Fabian's court-appointed lawyer, Scott F. Griffith, said his client plans to plead not guilty. Griffith said the five-year delay in arresting Fabian could compromise his rights, because potential alibi witnesses may be difficult to find.
Fabian, who has served time for robbery and burglary convictions, is in a city prison, having failed to post $5,000 bail.
The 2,000-plus cases under review were mothballed by the sex-crimes unit after little or no investigation and deliberately misclassified so they would not show up in crime statistics.
Timoney assigned 45 detectives to reinvestigate the complaints, an arduous task complicated by the resentment of many of the victims and the difficulty of finding witnesses and suspects years later.
Among the suspects arrested thus far are a man accused of repeatedly raping two girls, ages 7 and 8; another man charged with raping his 10-year-old stepsister; and a third who allegedly sodomized a 9-year-old boy.

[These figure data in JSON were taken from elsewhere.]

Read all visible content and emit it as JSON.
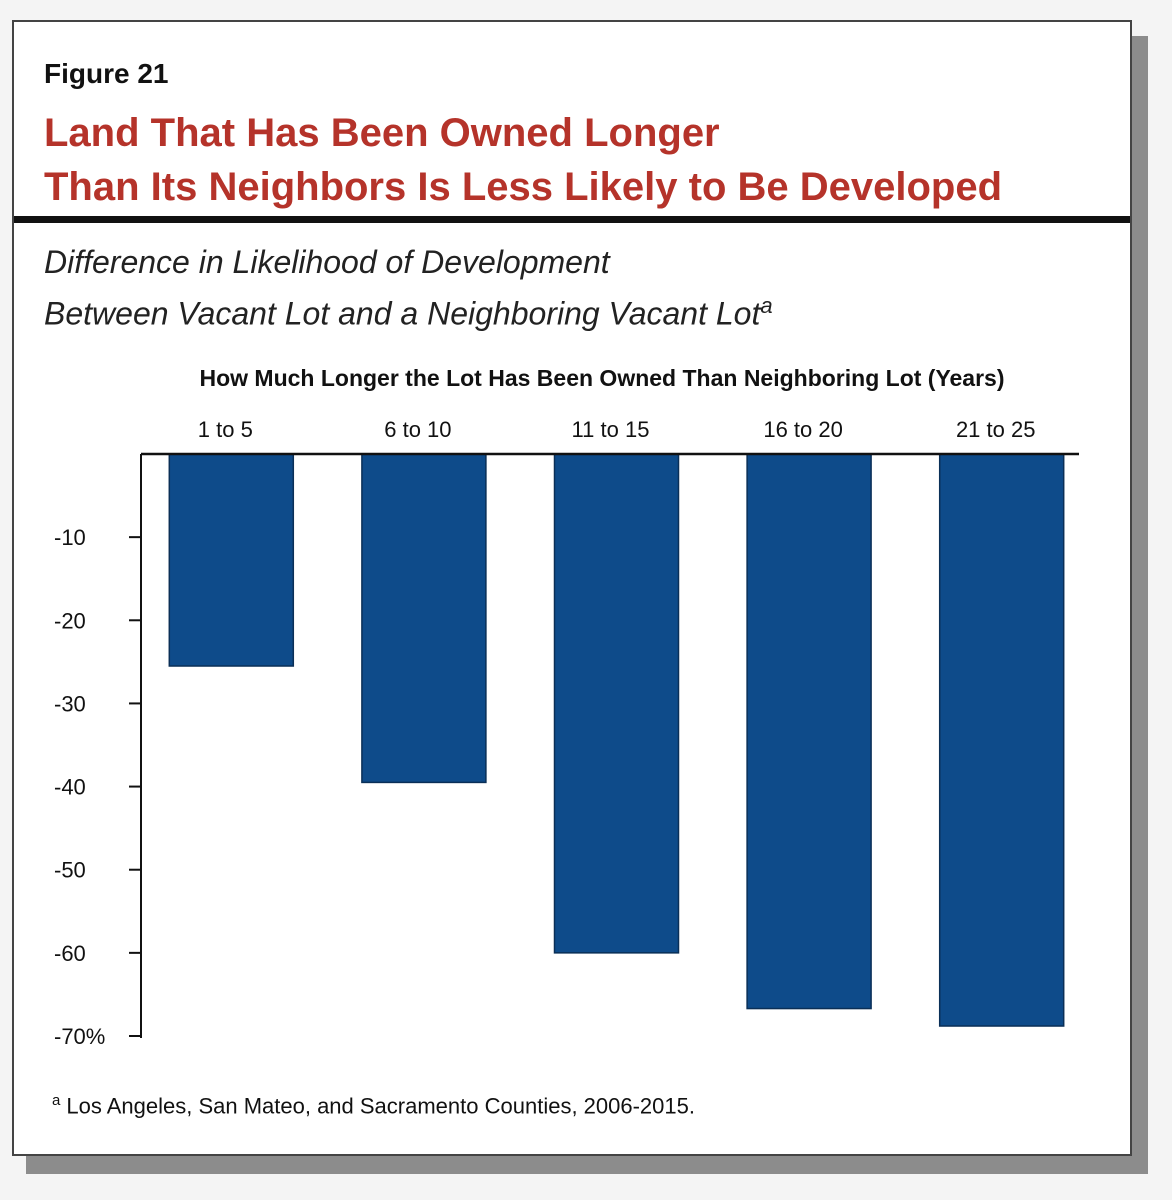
{
  "figure_label": "Figure 21",
  "title_line1": "Land That Has Been Owned Longer",
  "title_line2": "Than Its Neighbors Is Less Likely to Be Developed",
  "subtitle_line1": "Difference in Likelihood of Development",
  "subtitle_line2": "Between Vacant Lot and a Neighboring Vacant Lot",
  "subtitle_sup": "a",
  "footnote_marker": "a",
  "footnote_text": "Los Angeles, San Mateo, and Sacramento Counties, 2006-2015.",
  "colors": {
    "title": "#b5332a",
    "bar": "#0e4b8a"
  },
  "chart_data": {
    "type": "bar",
    "title": "",
    "xlabel": "How Much Longer the Lot Has Been Owned Than Neighboring Lot (Years)",
    "ylabel": "",
    "categories": [
      "1 to 5",
      "6 to 10",
      "11 to 15",
      "16 to 20",
      "21 to 25"
    ],
    "values": [
      -25.5,
      -39.5,
      -60,
      -66.7,
      -68.8
    ],
    "ylim": [
      -70,
      0
    ],
    "yticks": [
      -10,
      -20,
      -30,
      -40,
      -50,
      -60,
      -70
    ],
    "ytick_labels": [
      "-10",
      "-20",
      "-30",
      "-40",
      "-50",
      "-60",
      "-70%"
    ],
    "grid": false,
    "legend": "none"
  }
}
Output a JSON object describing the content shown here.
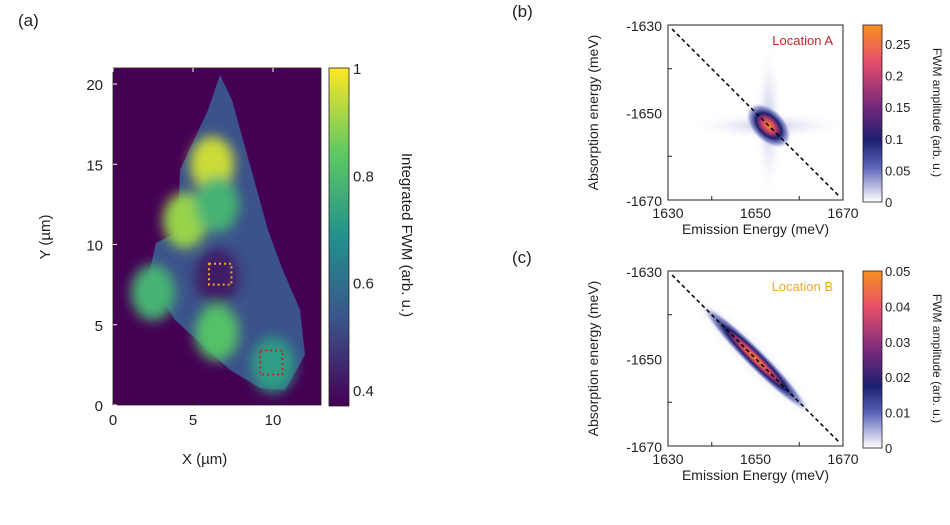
{
  "chart_data": [
    {
      "panel": "(a)",
      "type": "heatmap",
      "xlabel": "X (µm)",
      "ylabel": "Y (µm)",
      "xlim": [
        0,
        13
      ],
      "ylim": [
        0,
        21
      ],
      "xticks": [
        "0",
        "5",
        "10"
      ],
      "yticks": [
        "0",
        "5",
        "10",
        "15",
        "20"
      ],
      "colorbar": {
        "label": "Integrated FWM (arb. u.)",
        "ticks": [
          "0.4",
          "0.6",
          "0.8",
          "1"
        ],
        "range": [
          0.37,
          1
        ],
        "colormap": "viridis"
      },
      "blobs": [
        {
          "x": 6.2,
          "y": 15,
          "value": 0.95
        },
        {
          "x": 4.5,
          "y": 11.5,
          "value": 0.9
        },
        {
          "x": 6.5,
          "y": 12.5,
          "value": 0.78
        },
        {
          "x": 2.5,
          "y": 7,
          "value": 0.78
        },
        {
          "x": 6.5,
          "y": 4.5,
          "value": 0.82
        },
        {
          "x": 10,
          "y": 2.5,
          "value": 0.72
        },
        {
          "x": 6.5,
          "y": 8,
          "value": 0.42
        }
      ],
      "regions": [
        {
          "name": "Location B",
          "x": [
            6,
            7.4
          ],
          "y": [
            7.5,
            8.8
          ],
          "color": "#f5a623"
        },
        {
          "name": "Location A",
          "x": [
            9.2,
            10.6
          ],
          "y": [
            1.9,
            3.4
          ],
          "color": "#d0202a"
        }
      ]
    },
    {
      "panel": "(b)",
      "type": "heatmap",
      "title": "Location A",
      "title_color": "#c1272d",
      "xlabel": "Emission Energy (meV)",
      "ylabel": "Absorption energy (meV)",
      "xlim": [
        1630,
        1670
      ],
      "ylim": [
        -1670,
        -1630
      ],
      "xticks": [
        "1630",
        "1650",
        "1670"
      ],
      "yticks": [
        "-1630",
        "-1650",
        "-1670"
      ],
      "peak": {
        "x": 1653,
        "y": -1653,
        "value": 0.28
      },
      "colorbar": {
        "label": "FWM amplitude (arb. u.)",
        "ticks": [
          "0",
          "0.05",
          "0.1",
          "0.15",
          "0.2",
          "0.25"
        ],
        "range": [
          0,
          0.28
        ]
      }
    },
    {
      "panel": "(c)",
      "type": "heatmap",
      "title": "Location B",
      "title_color": "#f7a823",
      "xlabel": "Emission Energy (meV)",
      "ylabel": "Absorption energy (meV)",
      "xlim": [
        1630,
        1670
      ],
      "ylim": [
        -1670,
        -1630
      ],
      "xticks": [
        "1630",
        "1650",
        "1670"
      ],
      "yticks": [
        "-1630",
        "-1650",
        "-1670"
      ],
      "peak": {
        "x": 1650,
        "y": -1650,
        "value": 0.05
      },
      "colorbar": {
        "label": "FWM amplitude (arb. u.)",
        "ticks": [
          "0",
          "0.01",
          "0.02",
          "0.03",
          "0.04",
          "0.05"
        ],
        "range": [
          0,
          0.05
        ]
      }
    }
  ]
}
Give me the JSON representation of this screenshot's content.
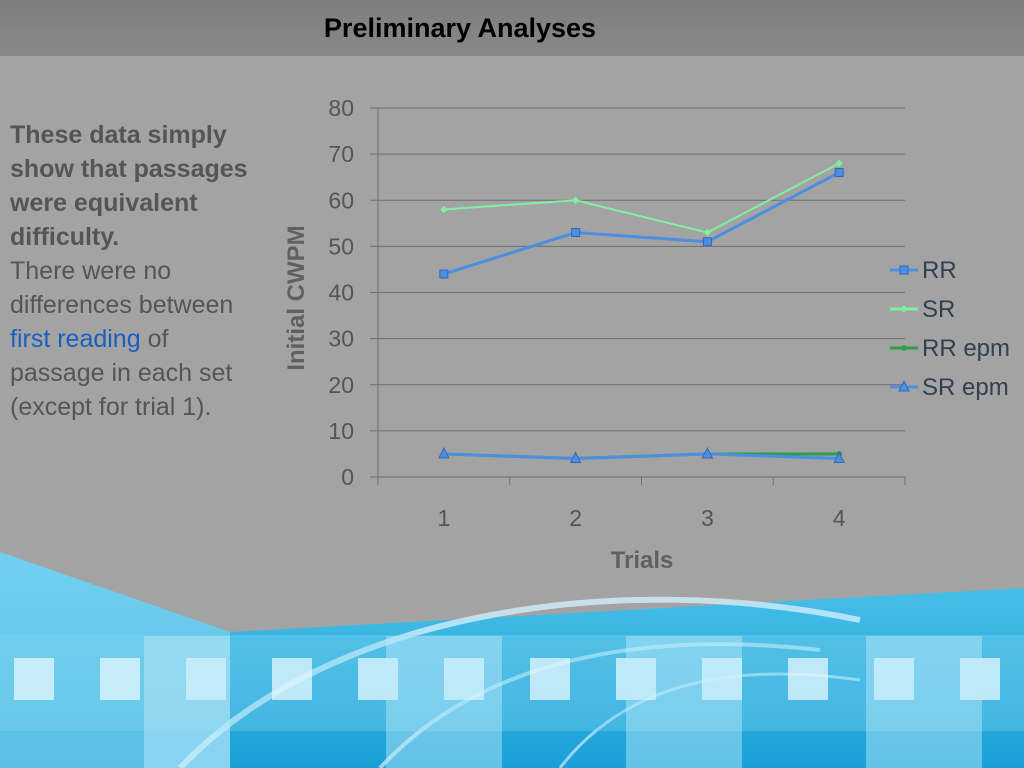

Madison had spent the night of Aug. 24, 1995, at the Travelers Motorcycle Club, an after-hours bar near her home in North Philadelphia. She was walking home after midnight when she noticed a man from the bar following her into the playground of the Martin Luther King Recreation Center at Cecil B. Moore Avenue and 21st Street.
The man, whom she had seen earlier at the club, offered her $10 for sex, according to the arrest warrant for Fabian. Madison refused.
"She began walking away from him when he punched her in the mouth, knocking her to the ground," the warrant states. "The male then dragged the complainant to a bench . . . where he raped her."
Police took Madison to Thomas Jefferson University Hospital, where she was given a rape exam and an anti-pregnancy pill and treated for a blow to the mouth that had knocked out four of her front teeth.
Investigator Roscoe Cofield of the sex-crimes unit interviewed her at the hospital. According to his investigative report from 1995, Madison gave him a detailed description of her assailant and his nickname - "Wild Bill."
Cofield soon closed his investigation. In his report, he said he had been unable to reach Madison for a follow-up interview. She did not have a phone.
Cofield, now 56 and retired, said late last year that he did the best he could, given his workload and the difficulty of finding Madison.
"What am I going to do?" he said. "I can't track her down."
Inquirer reporters quickly found Madison last year after learning of her case during an examination of the sex-crimes unit's performance. Reporters left business cards at stores that she frequents, and she phoned them a week later. Madison gave The Inquirer permission to identify her by name.
Madison told reporters last week that the newly assigned detectives found her "like you all did" - by putting out word in her neighborhood that they wanted to talk to her.
When the detectives interviewed her on Feb. 18, Madison told them she had since learned the full name of her assailant. She said she saw the man about six months after the attack, at the same after-hours club, and pointed him to out to a friend. The friend, Curtis Greene, knew the man by name, Madison said.
Next, the detectives found Greene, 41, who told them that Fabian was the man Madison had seen in the bar. Greene said he and Fabian had attended the same middle school.
Police arrested Fabian on March 4 and charged him with the five-year-old rape. The Police Department did not make the arrest public. The Inquirer learned of it last week from records of Fabian's court appearance.
At the time of his arrest, Fabian was on parole for a robbery conviction.
In May 1996 - 10 months after the assault on Madison - Fabian was arrested and charged in another sexual assault. Police said he commandeered a car at knifepoint at a traffic light in North Philadelphia and groped the driver. Prosecutors later withdrew the charges.
Madison said she was ready to testify against Fabian.
"I'm just glad they got him," she said. "He could have killed me, left me there dead. And gotten away with it."